Apple never states that the Mac or OS X are, as you say, "virus free," or that people are defining it wrong.

omgben said,

It's funny because you're claiming Apple is/was saying all of this stuff that it's actually not saying. Also, I'm interested to know the source for your, "...damn well know...," statement. Apple markets the Mac and OS X as, "It doesn't get PC viruses. A Mac isn't susceptible to the thousands of viruses plaguing Windows-based computers." That's been their stance for a good while now. They also provided pointers on how to avoid such bad things. Have a looksie

http://www.apple.com/macosx/what-is/security.html

http://www.apple.com/why-mac/better-os/

Apple never states that the Mac or OS X are, as you say, "virus free," or that people are defining it wrong.

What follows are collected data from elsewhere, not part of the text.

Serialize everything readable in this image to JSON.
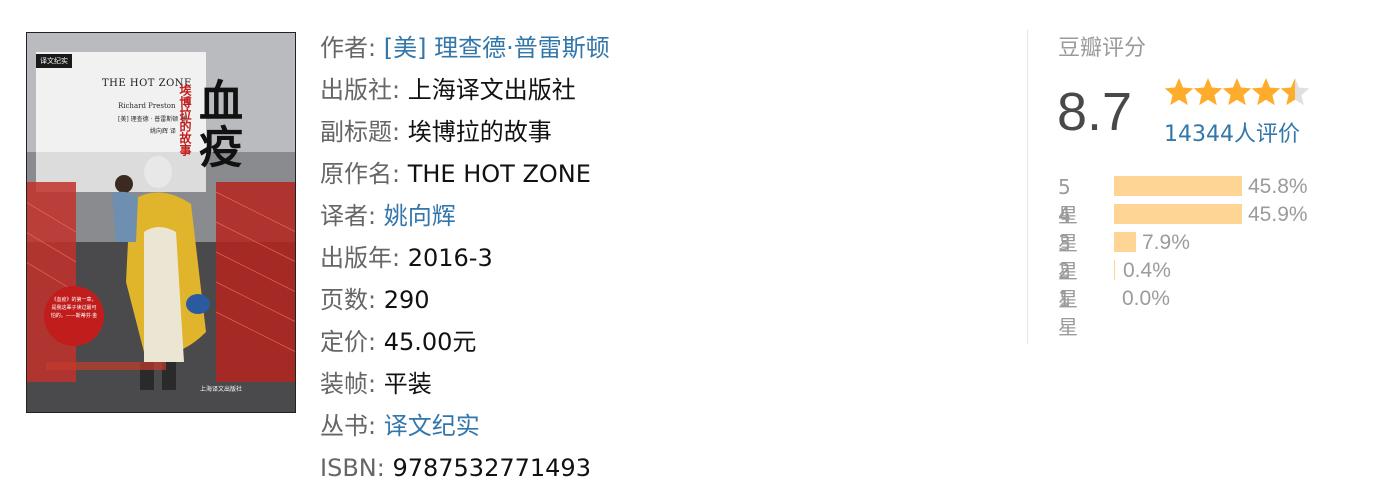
{
  "cover": {
    "publisher_badge": "译文纪实",
    "title_en": "THE HOT ZONE",
    "author_en": "Richard Preston",
    "author_cn": "[美] 理查德 · 普雷斯顿 著",
    "translator_cn": "姚向辉 译",
    "subtitle": "埃博拉的故事",
    "title_cn": "血疫",
    "quote": "《血疫》的第一章，是我这辈子读过最可怕的。——斯蒂芬·金",
    "press": "上海译文出版社"
  },
  "info": {
    "author_label": "作者: ",
    "author_value": "[美] 理查德·普雷斯顿",
    "publisher_label": "出版社: ",
    "publisher_value": "上海译文出版社",
    "subtitle_label": "副标题: ",
    "subtitle_value": "埃博拉的故事",
    "original_label": "原作名: ",
    "original_value": "THE HOT ZONE",
    "translator_label": "译者: ",
    "translator_value": "姚向辉",
    "pubdate_label": "出版年: ",
    "pubdate_value": "2016-3",
    "pages_label": "页数: ",
    "pages_value": "290",
    "price_label": "定价: ",
    "price_value": "45.00元",
    "binding_label": "装帧: ",
    "binding_value": "平装",
    "series_label": "丛书: ",
    "series_value": "译文纪实",
    "isbn_label": "ISBN: ",
    "isbn_value": "9787532771493"
  },
  "rating": {
    "title": "豆瓣评分",
    "score": "8.7",
    "stars_filled": 4.5,
    "stars_total": 5,
    "count": "14344人评价",
    "star_color": "#ffac2d",
    "star_empty_color": "#e0e0e0",
    "bar_color": "#ffd596",
    "distribution": [
      {
        "label": "5星",
        "percent": 45.8,
        "text": "45.8%"
      },
      {
        "label": "4星",
        "percent": 45.9,
        "text": "45.9%"
      },
      {
        "label": "3星",
        "percent": 7.9,
        "text": "7.9%"
      },
      {
        "label": "2星",
        "percent": 0.4,
        "text": "0.4%"
      },
      {
        "label": "1星",
        "percent": 0.0,
        "text": "0.0%"
      }
    ]
  }
}
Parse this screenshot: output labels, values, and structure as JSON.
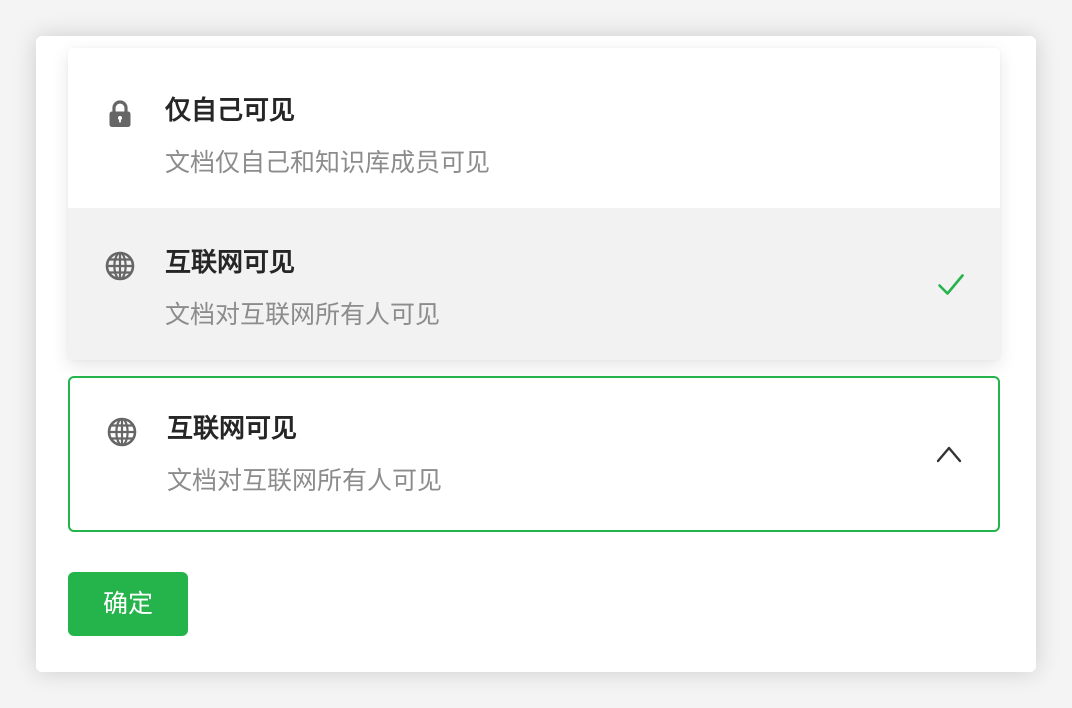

That is exactly what I mean by semantics. Do they explicitly say "virus free" or "Macs don't get viruses"? Probably not, but they sure as hell do imply it in their commercials.
http://www.youtube.com/watch?v...Q8WRL_g&feature=related
You can go on about them not explicitly saying it, but they know who they are targeting with these implied connotations.
Furthermore, I don't need proof as to 95% of people associate the term "virus" with "malware". Go outside and talk to anyone who doesn't work on computers for a living.

Xenosion said,

Get out of here with your semantics. It's a scumbag move to market your product as "virus free" when you damn well know that 95% or your customer base thinks spyware, malware, trojans all = virus then say "Oh no we didn't mean those bad things. You're defining it wrong".

They only market it as "Doesn't get PC Viruses". It's the Sheeple fanboys who spout the drivel that Mac is immune to viruses.

McKay said,

They only market it as "Doesn't get PC Viruses". It's the Sheeple fanboys who spout the drivel that Mac is immune to viruses.


Right. Apple didn't start the trend or anything, or you know, enabling them. Typical.

McKay said,

They only market it as "Doesn't get PC Viruses". It's the Sheeple fanboys who spout the drivel that Mac is immune to viruses.

last time I checked in the realm of technicalities. PC means Personal Computer. and the Mac is a Computer for Personal use. Therefore I would like to propose that Macs are indeed PC's.
Therefore by saying that the Mac does not get PC virus's, You are implying that it is immune to all forms of virus attacks that can be implemented to a computer.

McKay said,
If you're watching the furious debate on Mac Rumors, they only claim Macs are "Virus" free, and then only "PC Viruses". Trojans come under "Malware", not "Viruses" so technically there are still no viruses for Macs.

Oh yeah I forgot, phpshell is classed as possible backdoor trojan because although it can be used legimately, it's main use is being uploaded to servers and then used to hack the server and gain higher permissions, get account and credit card details and then spread to other servers to get even more... But that's obviously not a virus... Dimwit.

Symantec has been wrong before. Lookout have anything to say about the infected numbers?

Also, if this was a PC...there would be removal instructions already.